Diekto is a "mini language", according to Crawford, which seems designed to state precisely what needs to be illustrated to an NPC. Now, here is Crawford in his own words (or at least his website's):
Distinctly this is where a construct like Storytron doesn't work for me. I'm not denying the complexity of natural language parser (that's why I removed it completely in Randolph Carter) ... but you can't tell another artist what's beautiful. This is the conflict I'm seeing with Storytron. Repeatedly, it's presumed to be for creating interactive works of art.

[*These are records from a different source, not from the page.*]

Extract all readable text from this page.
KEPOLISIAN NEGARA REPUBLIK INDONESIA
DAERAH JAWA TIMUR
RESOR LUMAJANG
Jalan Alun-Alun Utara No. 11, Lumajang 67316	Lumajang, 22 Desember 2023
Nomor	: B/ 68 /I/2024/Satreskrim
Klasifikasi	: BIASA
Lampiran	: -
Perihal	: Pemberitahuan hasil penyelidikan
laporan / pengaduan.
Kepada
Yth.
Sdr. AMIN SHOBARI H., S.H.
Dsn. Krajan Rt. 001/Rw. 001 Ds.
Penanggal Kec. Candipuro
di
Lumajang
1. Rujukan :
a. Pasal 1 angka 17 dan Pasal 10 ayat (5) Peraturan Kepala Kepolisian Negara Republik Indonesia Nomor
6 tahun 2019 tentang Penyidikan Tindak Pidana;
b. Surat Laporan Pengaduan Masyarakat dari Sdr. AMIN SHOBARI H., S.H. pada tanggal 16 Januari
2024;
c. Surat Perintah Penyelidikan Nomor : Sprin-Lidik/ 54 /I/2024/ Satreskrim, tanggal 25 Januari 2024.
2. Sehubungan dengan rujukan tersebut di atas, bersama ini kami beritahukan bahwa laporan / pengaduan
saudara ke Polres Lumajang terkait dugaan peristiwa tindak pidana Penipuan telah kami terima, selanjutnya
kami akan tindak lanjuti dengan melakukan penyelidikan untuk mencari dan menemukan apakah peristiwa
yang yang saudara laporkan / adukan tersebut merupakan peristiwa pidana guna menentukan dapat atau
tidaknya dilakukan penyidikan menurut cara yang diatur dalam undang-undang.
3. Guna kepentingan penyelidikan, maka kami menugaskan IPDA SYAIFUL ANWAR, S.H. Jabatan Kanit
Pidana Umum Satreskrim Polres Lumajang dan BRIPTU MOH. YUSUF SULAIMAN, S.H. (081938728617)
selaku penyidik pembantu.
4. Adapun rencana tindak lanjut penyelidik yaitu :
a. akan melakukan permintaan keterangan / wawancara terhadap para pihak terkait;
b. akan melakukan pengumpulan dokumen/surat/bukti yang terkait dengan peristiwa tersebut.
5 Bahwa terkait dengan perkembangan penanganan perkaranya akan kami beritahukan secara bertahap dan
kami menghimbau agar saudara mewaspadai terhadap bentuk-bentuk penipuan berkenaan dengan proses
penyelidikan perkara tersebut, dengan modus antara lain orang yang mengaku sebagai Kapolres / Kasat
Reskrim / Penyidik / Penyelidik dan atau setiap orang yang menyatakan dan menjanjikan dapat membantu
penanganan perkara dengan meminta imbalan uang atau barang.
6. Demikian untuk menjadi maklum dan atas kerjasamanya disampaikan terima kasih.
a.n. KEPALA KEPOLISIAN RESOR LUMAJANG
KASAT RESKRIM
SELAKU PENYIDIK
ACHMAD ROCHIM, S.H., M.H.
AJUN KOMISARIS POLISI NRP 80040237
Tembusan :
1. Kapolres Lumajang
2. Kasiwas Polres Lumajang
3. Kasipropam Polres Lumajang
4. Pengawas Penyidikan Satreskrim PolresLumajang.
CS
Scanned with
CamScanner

That same page notes, "there are techniques by which a conversation can be "faked" using a library of prefab sentences, but these are too narrow and cumbersome for artistic purposes".
But enforcing a "mini language" isn't?
This fine line between technical complexity and artistic license is evident again when the interviewer starts talking about how Storytron is made for use by the everyman and while describing that it's not programmatic in nature and resistant to crashing, Crawford goes down this path:
DDJ: Of course ordinary arithmetic doesn't work with B-numbers.
CC: We have [developed] bounded arithmetic. Mathematically I can prove [the bounded B-number operators] are analogous to their linear counterparts.
For one thing, and I don't want to armchair code anything or whatnot, but Crawford's "bipolar number" just seems like a way of describing a signed integer with a range from -1 to 1. Be that as it may - we're now talking pretty technical stuff here and it's clearly at the core of what goes in within a Storytron storyworld. I'm not sure how this "eliminates scaling issues" so much as "we've defined you scaling issues for you" and hopefully the description of it won't put you to sleep while trying to be artistic.
And it ends on the note that I've harped on before ... it's a singular issue I have with certain storyworld concepts:
DDJ: No plots?
CC: Because of the interactivity. What happens is that the player explores a dramatic universe. A storyworld.
And again - the interviewer simply lets this pass along. I mean, it's a plotless dramatic universe where you speak in a mini language and your emotions are defined by bipolar numbers.
How could this not be art?
Don't get me wrong - I would love for Crawford to succeed at his goals. I think they are very, very worthy goals. I just haven't seen the conversation take place which makes think that this will be an artistic solution. Course, I don't really think you can "solve" art for artists. I think it's a mistake to assume that artists either aren't or can't be technical people. Take Piet Hein as an example ... a contempory of John Nash's who both wrote poety and designed games.